Eine Geldstrafe für die norwegischen Beachhandballerinnen sorgt für Aufsehen. Der Grund: ein Verstoß gegen die Bekleidungsvorschriften, weil die Athletinnen nicht in einer Bikini-Hose antreten. Das Thema Outfit von Sportlerinnen rückt vor Olympia wieder in den Fokus.

Weitsprung-Weltmeisterin Malaika Mihambo trägt bewusst sehr kurze Hosen, Elisabeth Seitz turnt in Tokio auch mal im Ganzkörperanzug, Beachvolleyballerin Karla Borger will frei über ihr Outfit entscheiden.

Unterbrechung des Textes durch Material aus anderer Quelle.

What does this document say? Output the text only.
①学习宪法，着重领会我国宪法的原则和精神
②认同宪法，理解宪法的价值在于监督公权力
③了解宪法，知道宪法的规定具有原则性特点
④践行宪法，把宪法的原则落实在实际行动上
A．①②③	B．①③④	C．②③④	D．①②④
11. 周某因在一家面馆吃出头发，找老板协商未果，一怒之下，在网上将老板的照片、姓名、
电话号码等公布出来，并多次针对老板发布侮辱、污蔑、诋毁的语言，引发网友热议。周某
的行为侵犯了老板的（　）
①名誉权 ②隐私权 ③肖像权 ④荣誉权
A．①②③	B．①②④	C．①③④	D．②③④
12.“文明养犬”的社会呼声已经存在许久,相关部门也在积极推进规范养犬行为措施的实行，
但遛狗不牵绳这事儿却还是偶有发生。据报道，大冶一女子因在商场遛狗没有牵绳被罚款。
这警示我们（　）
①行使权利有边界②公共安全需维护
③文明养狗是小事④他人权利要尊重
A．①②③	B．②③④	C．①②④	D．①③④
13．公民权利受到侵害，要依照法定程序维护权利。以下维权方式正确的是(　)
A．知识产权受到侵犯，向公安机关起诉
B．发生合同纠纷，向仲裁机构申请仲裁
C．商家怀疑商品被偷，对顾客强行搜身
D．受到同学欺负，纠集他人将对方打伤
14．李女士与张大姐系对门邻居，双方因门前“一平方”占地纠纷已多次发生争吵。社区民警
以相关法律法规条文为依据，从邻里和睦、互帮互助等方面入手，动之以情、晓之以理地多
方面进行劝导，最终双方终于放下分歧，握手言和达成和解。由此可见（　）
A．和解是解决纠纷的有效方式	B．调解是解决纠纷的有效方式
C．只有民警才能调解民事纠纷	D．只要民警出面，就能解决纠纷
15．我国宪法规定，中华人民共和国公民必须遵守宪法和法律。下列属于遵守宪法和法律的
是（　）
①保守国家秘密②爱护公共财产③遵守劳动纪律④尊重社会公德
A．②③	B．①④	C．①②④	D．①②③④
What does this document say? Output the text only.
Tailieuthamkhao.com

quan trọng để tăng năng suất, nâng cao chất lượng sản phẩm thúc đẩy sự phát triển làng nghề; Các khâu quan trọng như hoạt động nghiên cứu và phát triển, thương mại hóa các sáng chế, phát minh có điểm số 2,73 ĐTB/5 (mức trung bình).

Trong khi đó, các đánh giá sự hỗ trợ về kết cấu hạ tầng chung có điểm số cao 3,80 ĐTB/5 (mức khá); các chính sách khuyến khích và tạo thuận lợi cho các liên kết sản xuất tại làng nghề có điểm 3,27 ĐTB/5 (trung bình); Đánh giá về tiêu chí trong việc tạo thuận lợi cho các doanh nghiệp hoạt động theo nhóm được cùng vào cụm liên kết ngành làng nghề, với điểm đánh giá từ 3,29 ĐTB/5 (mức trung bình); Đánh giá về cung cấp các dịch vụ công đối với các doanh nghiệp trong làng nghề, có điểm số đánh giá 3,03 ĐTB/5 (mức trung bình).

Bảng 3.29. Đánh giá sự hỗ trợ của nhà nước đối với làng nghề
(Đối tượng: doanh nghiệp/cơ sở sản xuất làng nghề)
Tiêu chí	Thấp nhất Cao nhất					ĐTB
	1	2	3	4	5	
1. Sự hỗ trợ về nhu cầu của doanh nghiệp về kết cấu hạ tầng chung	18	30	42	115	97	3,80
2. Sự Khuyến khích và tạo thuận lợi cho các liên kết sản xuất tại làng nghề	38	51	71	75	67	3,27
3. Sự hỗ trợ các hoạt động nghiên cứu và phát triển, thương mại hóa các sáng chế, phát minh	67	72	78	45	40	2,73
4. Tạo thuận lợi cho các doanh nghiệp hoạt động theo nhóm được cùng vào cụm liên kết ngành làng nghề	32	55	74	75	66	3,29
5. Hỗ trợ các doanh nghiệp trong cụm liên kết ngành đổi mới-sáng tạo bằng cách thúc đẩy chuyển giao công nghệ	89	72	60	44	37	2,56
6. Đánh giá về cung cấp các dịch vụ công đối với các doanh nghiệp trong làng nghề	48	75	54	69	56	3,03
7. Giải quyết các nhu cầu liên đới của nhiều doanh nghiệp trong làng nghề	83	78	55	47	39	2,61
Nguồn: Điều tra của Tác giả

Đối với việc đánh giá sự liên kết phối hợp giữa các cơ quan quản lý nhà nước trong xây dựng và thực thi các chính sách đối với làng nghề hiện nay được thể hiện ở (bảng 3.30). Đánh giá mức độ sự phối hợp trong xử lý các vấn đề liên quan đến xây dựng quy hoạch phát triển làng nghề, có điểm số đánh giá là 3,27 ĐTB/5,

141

Auch vor diesen Olympischen Spielen wird über Bekleidungsvorschriften und die Wahl der passenden Shorts und Shirts debattiert. «Es geht darum, sich anziehen zu können, was man möchte. Ich finde, jeder sollte die Wahl haben zu spielen, in was er möchte», sagte Karla Borger in Tokio der Deutschen Presse-Agentur.

«Fühle mich aber so einfach frei»

«Natürlich sind unsere Trikots knapper als die von Männern. Da könnte man sich fragen: Warum tragen die Männer nicht auch einfach ein bauchfreies Trikot?», sagte Malaika Mihambo. Sie könne sich beispielsweise ihre Hosenlänge aussuchen und könnte auch mit längeren Hosen springen. «Ich fühle mich aber so einfach frei in meiner Bewegung – und nie unwohl», sagte die 27-Jährige kurz vor Olympia.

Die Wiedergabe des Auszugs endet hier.